Source: Le ministère diaconal de l'Église et dans l'Église. 6 pages.

Le ministère diaconal (1) - Christ et l'Église, c'est un tout

  1. Christ et son Église, c’est un tout
    a. La finalité, c’est Christ!
    b. La tête et le corps
    c. Le corps et les membres
  2. L’expression « les uns les autres »
    a. Le signe d’une appartenance
    b. La foi, l’espérance et l’amour
    c. La circulation de la grâce
  3. La dimension de l’amour fraternel
    a. Ce que l’on fait à un membre de Christ, on le fait à Christ!
    b. L’amour et l’entraide fraternels ont pour cadre l’Église

1. Christ et son Église, c’est un tout🔗

« Il est avant toutes choses, et toutes choses subsistent en lui. Il est la tête du corps de l’Église […] afin d’être en tout le premier » (Col 1.17-18).

a. La finalité, c’est Christ!🔗

Quand Paul dit que la prédication chrétienne est une folie pour les incrédules, ce n’est pas seulement une manière de parler.
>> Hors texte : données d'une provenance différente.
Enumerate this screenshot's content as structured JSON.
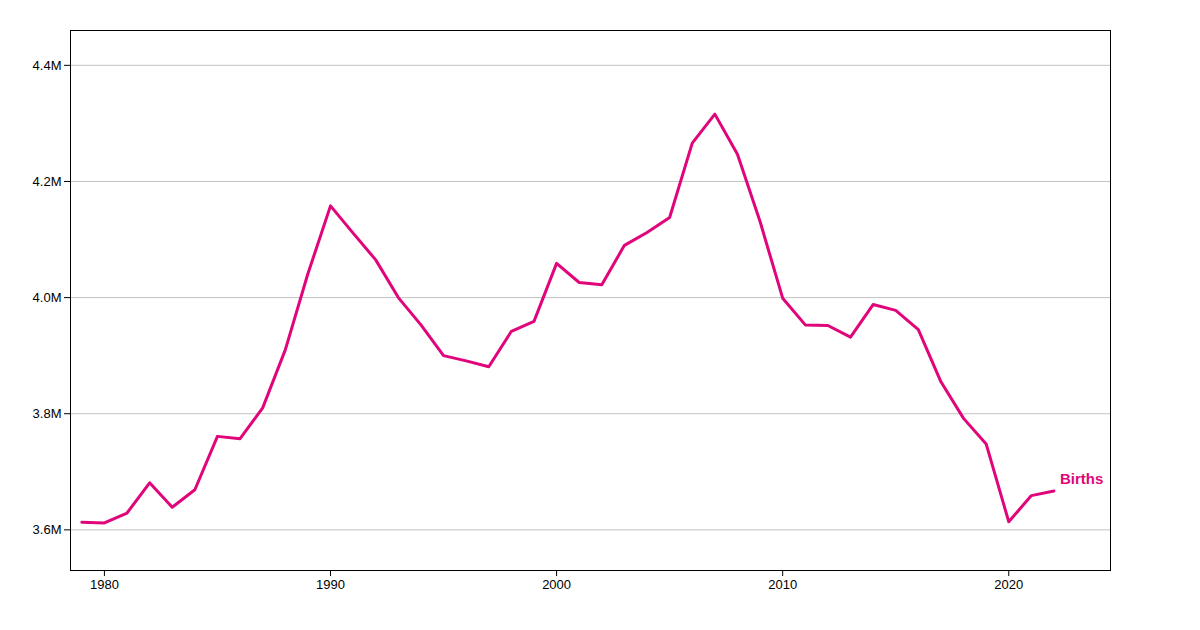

Christ n’est pas seulement le petit enfant de la crèche, il est l’Alpha et l’Oméga de la création et du dessein de Dieu. Il n’est pas seulement le Sauveur qui me rachète, il est aussi le Seigneur qui me donne la vie. Il n’est pas seulement le Seigneur de ma vie, mais aussi le Seigneur de l’Église qu’il bâtit et encore le Seigneur du ciel et de la terre (Mt 28.18), de telle sorte que Dieu « n’a rien laissé qui ne lui fut soumis » (Hé 2.8). Par lui et pour lui, tout a été créé et tout subsiste par lui (Ps 119.89-91; voir Pr 8.22).

La question qui peut se poser est celle-ci : cela peut-il être facilement compris par les incroyants? La réponse est non. Jésus le dira :

« Si le monde a de la haine pour vous, sachez qu’il m’a haï avant vous. […] Tout cela, ils vous le feront à cause de mon nom, parce qu’ils ne connaissent pas celui qui m’a envoyé » (Jn 15.18, 21).
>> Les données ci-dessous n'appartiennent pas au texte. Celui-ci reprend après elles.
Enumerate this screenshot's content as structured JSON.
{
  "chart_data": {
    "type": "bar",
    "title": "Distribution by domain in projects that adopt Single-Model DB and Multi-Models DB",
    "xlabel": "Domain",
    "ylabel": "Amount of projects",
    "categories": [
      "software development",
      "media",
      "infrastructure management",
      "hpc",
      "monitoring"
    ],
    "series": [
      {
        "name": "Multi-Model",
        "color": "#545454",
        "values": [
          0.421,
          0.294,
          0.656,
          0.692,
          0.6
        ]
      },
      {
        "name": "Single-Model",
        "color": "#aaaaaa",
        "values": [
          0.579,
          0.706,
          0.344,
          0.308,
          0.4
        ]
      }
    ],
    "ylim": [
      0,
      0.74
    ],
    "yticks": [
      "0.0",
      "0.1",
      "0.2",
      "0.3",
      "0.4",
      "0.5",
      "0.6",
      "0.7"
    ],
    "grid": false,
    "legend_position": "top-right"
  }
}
C’est impossible humainement de reconnaître Jésus, et par conséquent son Église. Or, aujourd’hui, l’Église est fort tentée par le désir d’être reconnue humainement, et d’adopter (à force de les adapter) les techniques humaines, sentimentales, psychologiques, commerciales, financières et autres.
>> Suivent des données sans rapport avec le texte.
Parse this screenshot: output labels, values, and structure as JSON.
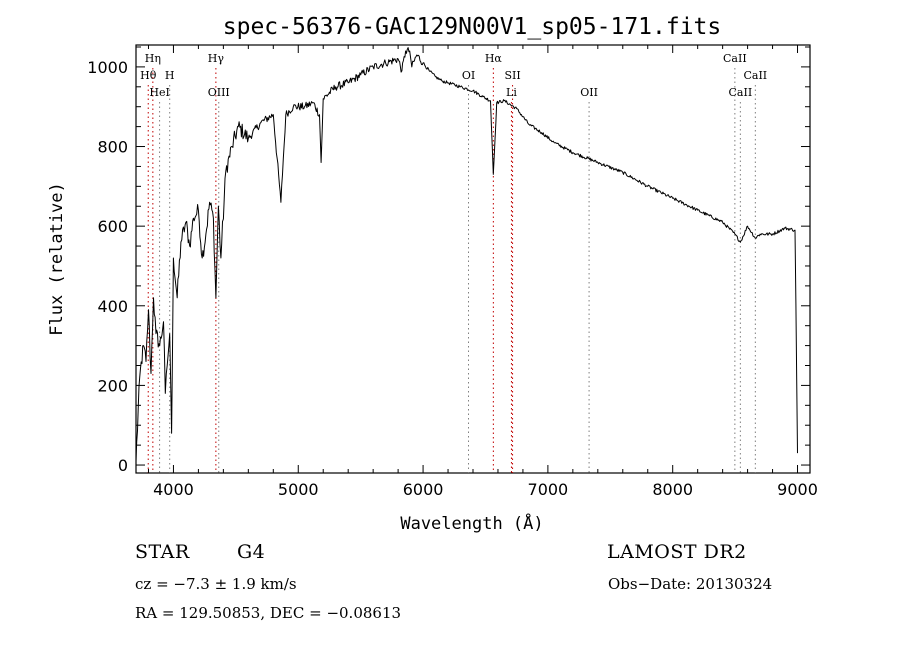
{
  "chart_data": {
    "type": "line",
    "title": "spec-56376-GAC129N00V1_sp05-171.fits",
    "xlabel": "Wavelength (Å)",
    "ylabel": "Flux (relative)",
    "xlim": [
      3700,
      9100
    ],
    "ylim": [
      -20,
      1055
    ],
    "xticks": [
      4000,
      5000,
      6000,
      7000,
      8000,
      9000
    ],
    "yticks": [
      0,
      200,
      400,
      600,
      800,
      1000
    ],
    "series": [
      {
        "x": [
          3700,
          3730,
          3760,
          3780,
          3800,
          3820,
          3840,
          3860,
          3890,
          3920,
          3935,
          3950,
          3970,
          3985,
          4000,
          4030,
          4060,
          4100,
          4130,
          4160,
          4200,
          4230,
          4260,
          4290,
          4320,
          4340,
          4360,
          4380,
          4420,
          4470,
          4520,
          4600,
          4700,
          4800,
          4861,
          4900,
          4960,
          5050,
          5120,
          5170,
          5183,
          5200,
          5300,
          5400,
          5500,
          5600,
          5700,
          5800,
          5830,
          5860,
          5893,
          5910,
          5950,
          6000,
          6050,
          6100,
          6150,
          6200,
          6300,
          6400,
          6480,
          6540,
          6563,
          6590,
          6650,
          6750,
          6850,
          6950,
          7050,
          7200,
          7400,
          7600,
          7800,
          8000,
          8200,
          8400,
          8498,
          8542,
          8600,
          8662,
          8700,
          8800,
          8900,
          8980,
          9000
        ],
        "y": [
          10,
          220,
          300,
          260,
          390,
          230,
          420,
          330,
          300,
          360,
          180,
          250,
          330,
          80,
          520,
          420,
          560,
          610,
          550,
          620,
          640,
          520,
          580,
          660,
          620,
          420,
          650,
          520,
          740,
          800,
          850,
          820,
          860,
          880,
          660,
          880,
          900,
          900,
          910,
          880,
          760,
          920,
          950,
          960,
          980,
          1000,
          1010,
          1020,
          990,
          1040,
          1040,
          1000,
          1030,
          1010,
          990,
          975,
          965,
          960,
          950,
          940,
          925,
          915,
          730,
          910,
          915,
          895,
          855,
          835,
          810,
          785,
          760,
          735,
          700,
          670,
          640,
          610,
          580,
          560,
          600,
          570,
          580,
          580,
          595,
          590,
          30
        ]
      }
    ],
    "line_labels": [
      {
        "text": "Hη",
        "x": 3835,
        "row": 1,
        "color": "#c00000"
      },
      {
        "text": "Hθ",
        "x": 3798,
        "row": 2,
        "color": "#c00000"
      },
      {
        "text": "H",
        "x": 3970,
        "row": 2,
        "color": "#7f7f7f"
      },
      {
        "text": "HeI",
        "x": 3889,
        "row": 3,
        "color": "#7f7f7f"
      },
      {
        "text": "Hγ",
        "x": 4340,
        "row": 1,
        "color": "#c00000"
      },
      {
        "text": "OIII",
        "x": 4363,
        "row": 3,
        "color": "#7f7f7f"
      },
      {
        "text": "OI",
        "x": 6364,
        "row": 2,
        "color": "#7f7f7f"
      },
      {
        "text": "Hα",
        "x": 6563,
        "row": 1,
        "color": "#c00000"
      },
      {
        "text": "SII",
        "x": 6717,
        "row": 2,
        "color": "#c00000"
      },
      {
        "text": "Li",
        "x": 6708,
        "row": 3,
        "color": "#c00000"
      },
      {
        "text": "OII",
        "x": 7330,
        "row": 3,
        "color": "#7f7f7f"
      },
      {
        "text": "CaII",
        "x": 8498,
        "row": 1,
        "color": "#7f7f7f"
      },
      {
        "text": "CaII",
        "x": 8662,
        "row": 2,
        "color": "#7f7f7f"
      },
      {
        "text": "CaII",
        "x": 8542,
        "row": 3,
        "color": "#7f7f7f"
      }
    ],
    "grid": false,
    "legend": "none"
  },
  "info": {
    "object": "STAR",
    "subclass": "G4",
    "survey": "LAMOST DR2",
    "cz": "cz = −7.3 ± 1.9 km/s",
    "obs_date": "Obs−Date: 20130324",
    "coords": "RA = 129.50853, DEC =  −0.08613"
  }
}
C’est par révélation que nous comprenons qui est le Christ (Mt 16.17), à la conversion, mais aussi en grandissant dans notre vie chrétienne. C’est également par révélation que la vraie dimension de l’Église doit nous être dévoilée. L’Église de Jésus-Christ est en quelque sorte « tissée » par le Seigneur, comme notre corps a été tissé dans le sein de notre mère (Ps 139.13-14). L’Église est le projet et la réalisation de Dieu en son Fils, pas les nôtres. « La promesse est pour vous, pour vos enfants et pour tous ceux qui sont au loin, en aussi grand nombre que le Seigneur notre Dieu les appellera » (Ac 2.39; voir Ac 13.48-49). Au fur et à mesure que ces choses nous seront dévoilées, nous comprendrons de mieux en mieux que la finalité, ce n’est pas l’homme, c’est Christ (Col 1.18; Rm 11.36).

b. La tête et le corps🔗

Affirmer cela, est-ce écarter l’homme du plan de Dieu? Non. Mais c’est le situer par rapport à Christ, d’une manière tout aussi mystérieuse que vitale. La plus courte prédication de l’histoire de l’Église est sans doute celle que nous avons de la bouche même de Jésus quand il se révèle à Saul de Tarse. Elle tient en six mots : « Je suis Jésus que tu persécutes! » (Ac. 9.5). En un instant, Saul découvre deux vérités qui vont le bouleverser entièrement :

  • ce Jésus est toujours vivant et s’adresse à lui;
  • il y a une unité inimaginable entre ses disciples et lui.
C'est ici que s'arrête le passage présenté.